The mystery of Molise

As part of our effort to gain dual Italian citizenship, our family spent two weeks in the summer of 2017 in Italy's second smallest and probably least well-known region, Molise (Moh-LEE-za). 

Unlike Tuscany, Umbria, Emilia-Romagna, the Veneto, Piemonte, and just about every other region in the country, Molise remains a kind of enigma, even to other Italians. In fact, its lack of significance has led some to question (albeit only humorously) whether there really is such a place. "Il Molise non esiste" has become a punchline, with maps of the region labeled "Molisn't" and T-shirts emblazoned with "L'amore e come Molise--non esiste" ("Love is like Molise--it doesn't exist").

Some of Montagano's older buildings. 
There's a Molise version of the Hitler-having-a-meltdown video. The Fuhrer loses it when his generals tell him that he can't vacation in Molise this summer because "the Italians say it doesn't exist," and he furiously lists all the culinary, historic, and other attractions of the place, shrieking "There's landscapes other regions in Italy can only dream of having!" 

I also found an Italian rap video defiantly titled Nato in Molise (Born in Molise). It calls on the Molisani to appreciate what they have and insists that "Molise will survive!" 
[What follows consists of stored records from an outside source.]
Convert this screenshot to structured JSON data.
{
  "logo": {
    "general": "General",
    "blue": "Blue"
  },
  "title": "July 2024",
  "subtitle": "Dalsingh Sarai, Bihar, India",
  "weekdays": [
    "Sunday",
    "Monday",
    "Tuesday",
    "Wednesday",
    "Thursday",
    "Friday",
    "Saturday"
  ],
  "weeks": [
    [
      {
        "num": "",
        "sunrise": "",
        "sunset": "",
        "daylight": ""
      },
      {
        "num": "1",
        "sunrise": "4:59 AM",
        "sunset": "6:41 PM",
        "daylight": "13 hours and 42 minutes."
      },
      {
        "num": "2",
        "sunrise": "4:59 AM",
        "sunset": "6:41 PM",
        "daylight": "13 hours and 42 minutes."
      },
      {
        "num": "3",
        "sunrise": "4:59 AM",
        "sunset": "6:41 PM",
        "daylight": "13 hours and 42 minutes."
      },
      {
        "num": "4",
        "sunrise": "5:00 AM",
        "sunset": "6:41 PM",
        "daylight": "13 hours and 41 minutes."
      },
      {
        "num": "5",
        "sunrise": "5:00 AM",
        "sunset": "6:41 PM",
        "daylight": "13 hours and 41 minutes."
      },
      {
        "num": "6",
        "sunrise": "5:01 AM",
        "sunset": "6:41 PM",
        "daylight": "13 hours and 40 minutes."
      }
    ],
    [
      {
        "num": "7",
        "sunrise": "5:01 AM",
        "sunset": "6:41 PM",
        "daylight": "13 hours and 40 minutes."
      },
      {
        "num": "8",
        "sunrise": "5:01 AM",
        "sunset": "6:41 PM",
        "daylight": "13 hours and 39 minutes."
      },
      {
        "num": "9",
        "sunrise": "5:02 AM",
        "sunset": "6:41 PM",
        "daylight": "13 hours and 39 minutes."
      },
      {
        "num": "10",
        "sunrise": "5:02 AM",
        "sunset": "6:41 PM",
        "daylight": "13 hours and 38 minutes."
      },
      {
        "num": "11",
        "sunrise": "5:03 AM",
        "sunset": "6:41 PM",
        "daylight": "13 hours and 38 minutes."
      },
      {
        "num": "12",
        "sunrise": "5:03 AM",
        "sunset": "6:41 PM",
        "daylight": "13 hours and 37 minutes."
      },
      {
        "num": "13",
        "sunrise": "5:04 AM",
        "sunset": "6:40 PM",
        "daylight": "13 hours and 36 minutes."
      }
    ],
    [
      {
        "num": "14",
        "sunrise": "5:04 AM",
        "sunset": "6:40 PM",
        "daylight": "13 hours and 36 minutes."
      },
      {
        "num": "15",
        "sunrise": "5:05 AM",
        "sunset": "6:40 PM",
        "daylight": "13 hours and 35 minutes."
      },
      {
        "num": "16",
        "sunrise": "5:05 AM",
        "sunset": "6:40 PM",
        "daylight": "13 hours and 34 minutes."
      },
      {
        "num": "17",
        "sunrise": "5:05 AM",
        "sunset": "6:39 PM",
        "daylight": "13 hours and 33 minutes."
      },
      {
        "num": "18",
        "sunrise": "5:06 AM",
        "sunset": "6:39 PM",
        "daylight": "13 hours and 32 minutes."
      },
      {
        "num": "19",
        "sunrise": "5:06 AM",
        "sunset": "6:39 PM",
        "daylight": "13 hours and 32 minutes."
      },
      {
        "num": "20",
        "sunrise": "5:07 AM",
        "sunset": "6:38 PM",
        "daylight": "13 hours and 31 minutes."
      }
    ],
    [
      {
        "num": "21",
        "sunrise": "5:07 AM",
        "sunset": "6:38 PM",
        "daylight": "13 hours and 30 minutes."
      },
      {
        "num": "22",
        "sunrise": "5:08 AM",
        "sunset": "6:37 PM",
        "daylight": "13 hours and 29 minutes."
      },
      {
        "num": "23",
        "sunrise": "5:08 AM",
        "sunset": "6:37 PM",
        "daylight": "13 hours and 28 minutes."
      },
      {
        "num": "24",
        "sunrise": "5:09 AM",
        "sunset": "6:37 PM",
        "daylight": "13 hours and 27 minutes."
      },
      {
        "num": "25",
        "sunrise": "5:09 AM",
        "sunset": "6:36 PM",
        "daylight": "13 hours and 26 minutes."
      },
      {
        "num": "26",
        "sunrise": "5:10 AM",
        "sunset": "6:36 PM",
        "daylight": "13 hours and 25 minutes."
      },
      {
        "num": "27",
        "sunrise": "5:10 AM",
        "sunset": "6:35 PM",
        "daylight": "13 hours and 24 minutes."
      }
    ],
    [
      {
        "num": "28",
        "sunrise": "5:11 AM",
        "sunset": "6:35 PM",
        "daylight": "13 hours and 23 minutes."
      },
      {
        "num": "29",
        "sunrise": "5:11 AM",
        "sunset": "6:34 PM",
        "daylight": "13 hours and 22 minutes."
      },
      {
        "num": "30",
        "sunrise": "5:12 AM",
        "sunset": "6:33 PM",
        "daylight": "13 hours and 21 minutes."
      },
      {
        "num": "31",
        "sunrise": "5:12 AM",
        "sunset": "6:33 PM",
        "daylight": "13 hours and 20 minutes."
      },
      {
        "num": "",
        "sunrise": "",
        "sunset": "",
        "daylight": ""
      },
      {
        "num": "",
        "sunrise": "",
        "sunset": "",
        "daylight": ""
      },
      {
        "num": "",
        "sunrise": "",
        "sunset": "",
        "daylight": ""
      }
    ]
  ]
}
These days Molise has begun trying to capitalize on things that until recently may have seemed like major negatives: the lack of industry, the small, ancient towns that have seen plenty of population loss over the last century and little or no redevelopment, the unpeopled rural landscape.
This is what is looks like around Montagano
What goes along with that are the traditional wines, cheeses, salumi, and pasta dishes that people are still making just the way their grandparents and great-grandparents did, and the warmth and friendliness of the people of Italy's rural South,

During our two weeks in the little Molisani town of Montagano we certainly enjoyed all of the above. Particularly the food and the really astonishing way the townspeople embraced us.

We met Giacomo one morning when we were strolling around town. What we noticed first was a black cat that turned out to be a black rabbit. Noting our surprise, Giacomo introduced himself and told us all about how he and his wife ended up with a rabbit, unnamed (it was originally given to their daughter by a now former boyfriend), and how the rabbit trims the grass on the steps outside their house, and how they have to watch out for foxes. Giacamo spoke excellent English--he lived in Florida for many years.

Then one night we were having a drink in the Circolo, the private bar nearby that's run by Fernando and Rita, from whom we rented the apartment where we were staying. Our new Montagano friends Claudio and Maria, who also lived in the U.S. for a while and speak English, stopped in and joined us.

A few moments later we noticed that Rita and Fernando were pulling tables together and laying out food, and then we were summoned to join them for the feast. This was a sort of picnic--bread, Rita's pickled cauliflower, the salame, cured bacon, and other meats the couple had made themselves, along with all kinds of other treats, all of it wonderfully tasty, and plenty of beer and wine. It was a big family meal, and we were part of the family. No one would let us give them anything for any of this.

Claudio, Rita, Fernando, their son Francesco, Sophia, and a tableful of homemade food
I do wonder whether these attitudes will change if and when Molise starts getting a substantial number of foreign visitors, instead of just a few handfuls now and then. The company that arranged our "citizenship vacation" is part of the effort to rebrand Molise as a tourist destination. Their pitch to small towns like Montagano is: if you will help people get dual citizenship, we will guarantee that they are fully qualified and have bulletproof paperwork, and they will spread the word about the wonders of Molise. 

I'm happy to keep up my end of that deal. I keep thinking how much many people I know would love the vacation we had--the people, the food, the whole experience--even if they have no interest in or qualifications for citizenship. The citizenship company we're working with is talking about offering something like that, maybe next year. I know they are determined to keep it small-scale and personal. I hope they can manage it. Certainly we are already talking about coming back.